Big Data is a misnomer. Too often, people immediately think about the enormous, large, deluge of data and the exabytes of data being created in the universe, data volumes doubling every year, etc., etc. The “volume” problem that Big Data presents is only a portion of the problem space. And to focus on the storage of that data moves too much focus away from the business problems: marketing attribution, customer churn, improving outcomes, risk mitigation, etc.
And in the world of solution and product development, R&D teams should equally not get bogged-down by the data sizes and keep your eyes on delivering incremental solutions to market in a way that adds value in iterations. in other words, Agile delivery is still possible, even in Big Data scenarios.
Ken Collier’s seminal book Agile Analytics did an outstanding job of translating the traditional Agile Manifesto methods of software development to the traditional BI & DW project space including coverage of ETL, data modeling, reports, testing, continuous integration, TDD, etc. Once you’ve read that book, you should feel confident that you can deliver products in an Agile way with business intelligence teams.

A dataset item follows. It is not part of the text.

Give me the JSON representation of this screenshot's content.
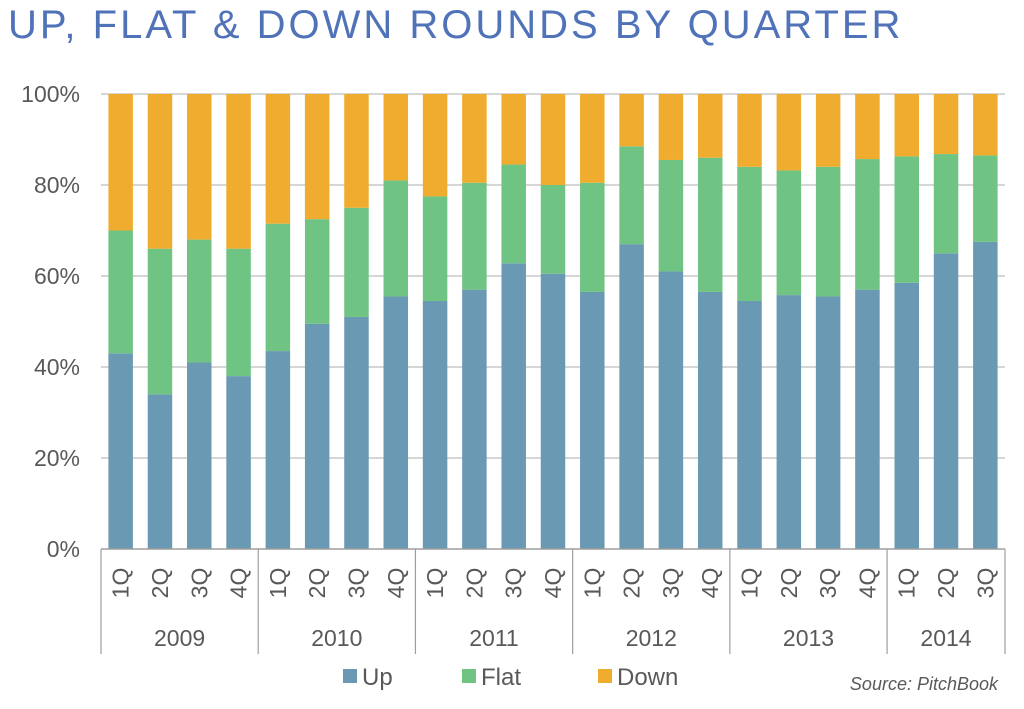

Take those same concepts to the world of Big Data Analytics, for instance. We did this successfully last year (2012) in taking a Big Data platform to the market with on-shore & off-shore development teams with a mixed technology environment and managing unstructured & structured data sets that had GBs of data change daily that needed to be processed with analytical models and star schemas in the TBs.
The keys are not uncommon to other project types: buy-in from management, buy-in from the technical teams, strong leadership & Scrum Masters and strong & engaged Product Owners were critical to the success from an organizational perspective.
From a technical perspective, things get a little bit different because many Big Data platform tools are monolithic in nature, not well integrated yet, and are very new to technical teams. But the same concepts can apply:
- Ensure that developers have clean, stripped-down environments for easy & quick development. I.e. don’t use complete copies of environments, which won’t work in Big Data scenarios
- Practice CI of all code: ETL, MapReduce, analytical functions, scripts (PIG, Hive, etc)
- Bring your data scientists into the Agile Scrum team environment and include their models as part of CI and Sprint testing tasks.
- Make sure data scientists and POs are in the Sprint reviews.